American Football:Ungewollte Landpartie

Die Kirchdorf Wildcats können in die höchste Spielklasse aufsteigen. Die Gegner in der zweiten Liga würde das freuen, die in der ersten nicht.

Von Maximilian Länge

In Kirchdorf am Inn wird an diesem Samstag das Chaos ausbrechen - und schuld daran ist die Heilige Maria. Bloß, warum? Ein Blick zurück: American Football, Relegations-Hinspiel zwischen dem Letzten der German Football League (GFL) und dem Meister der GFL2 in Saarbrücken. 28:13 führten die Saarland Hurricanes am Samstag vor zwei Wochen, ehe die Kirchdorf Wildcats kurz vor Ende der Partie durch einen Pass von Spielmacher Jadrian Clark über 45 Meter zu Dylan Stepleton den Rückstand verkürzten. Hail Mary, also Ave Maria, nennt man im Football eine solche Aktion, den letzten verzweifelten Versuch, bei auslaufender Uhr noch zu punkten. Der Ball wird hoch und weit in die Luft geworfen, am Ende jubelt in der Endzone der Spieler, der am höchsten springt und dabei die Kontrolle über Körper und Ball behält. Oft ist das mit Chaos verbunden - und mit einer gehörigen Portion Zufall.

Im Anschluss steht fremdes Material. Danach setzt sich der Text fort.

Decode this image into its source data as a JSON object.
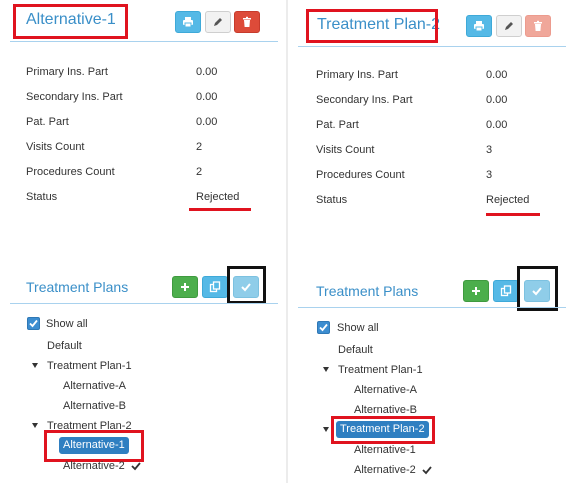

Für die Kirchdorfer zählt nicht, wie sie zum 21:28 gekommen sind. Wichtig ist den Verantwortlichen des Zweitliga-Meisters einzig die gute Ausgangslage vor dem Rückspiel am Samstag (15 Uhr): "Diesmal sind es nur sieben Punkte Rückstand", sagt Wildcats-Präsident Hans-Peter Klein. Die Betonung liegt auf diesmal. Es ist schon der dritte Anlauf des Vereins in der Relegation. 2003 und 2014 war die Lage bereits nach dem Hinspiel aussichtslos. 21:50 und 22:50 unterlag Kirchdorf den Erstligisten. Cheftrainer Christoph Riener ist zuversichtlich, dass sein Team die bessere Ausgangslage nutzen wird: "Wir haben in Saarbrücken eines der schlechtesten Spiele der Saison gezeigt und trotzdem nur knapp verloren." Nun will das Team mit seinem besten Spiel die Runde abschließen.

Kirchdorf Wildcats

Gefangen: Dylan Stepleton (l.) gibt Kirchdorf Hoffnung fürs Rückspiel.

Mit diesem Anspruch hoffen die Footballer aus der 5000-Einwohner-Gemeinde an der österreichischen Grenze, am Samstag erstmals die 1000-Zuschauer-Marke zu knacken. Problematisch: "Wenn 800 Fans kommen, ist bei uns Chaos", sagt Klein, die Infrastruktur sei einfach nicht vorhanden, es fehle schon alleine an Parkplätzen vor dem Stadion. "Dorf-Football in familiärer Stimmung" nennt er das, was über die Jahre zunächst im Nachbarstädtchen Simbach und dann nach dem Umzug ab 2004 in Kirchdorf entstanden ist.

Zur Football-Familie gehören auch die US-Spieler Clark und Stepleton sowie drei weitere Amerikaner. Riener sucht Jahr für Jahr ausländische Leistungsträger aus dem Mutterland der Sportart, die von der Einstellung her nach Kirchdorf passen. "Wir holen keine Großstadtkinder", sagt er. Der Kulturschock wäre wohl zu groß.

Ganz rund lief es zu Beginn der Saison aber auch mit den Kleinstadtkindern nicht. Nur zwei von fünf Partien hatten die Wildcats bis Ende Juni gewonnen. Doch die anschließende Reaktion zeigte: Die Mannschaft ist stabil. Sieben Siege in Serie brachten Kirchdorf die Meisterschaft.

Letzte Hürde sind am Wochenende im Relegations-Rückspiel die Saarland Hurricanes, der Letzte der höchsten deutschen Spielklasse. In die Saarländer setzen viele andere Erstligisten Hoffnungen, beim Hinspiel in Saarbrücken unterstützen die Spieler der Stuttgart Scorpions die Hurricanes. "In der GFL wollen sie uns scheinbar nicht", mutmaßt Riener. Der Grund ist die weite Anreise nach Niederbayern. In der GFL2 drückt den Wildcats wiederum jedes Team die Daumen, damit genau diese Reise künftig wegfällt. Sollten die Zweitligisten sich ob der spannenden Ausgangslage für einen spontanen Besuch an der Grenze zu Österreich entscheiden, wäre das Chaos im Stadion wohl kaum mehr in den Griff zu bekommen. Was hat sie nur angerichtet, die Heilige Maria.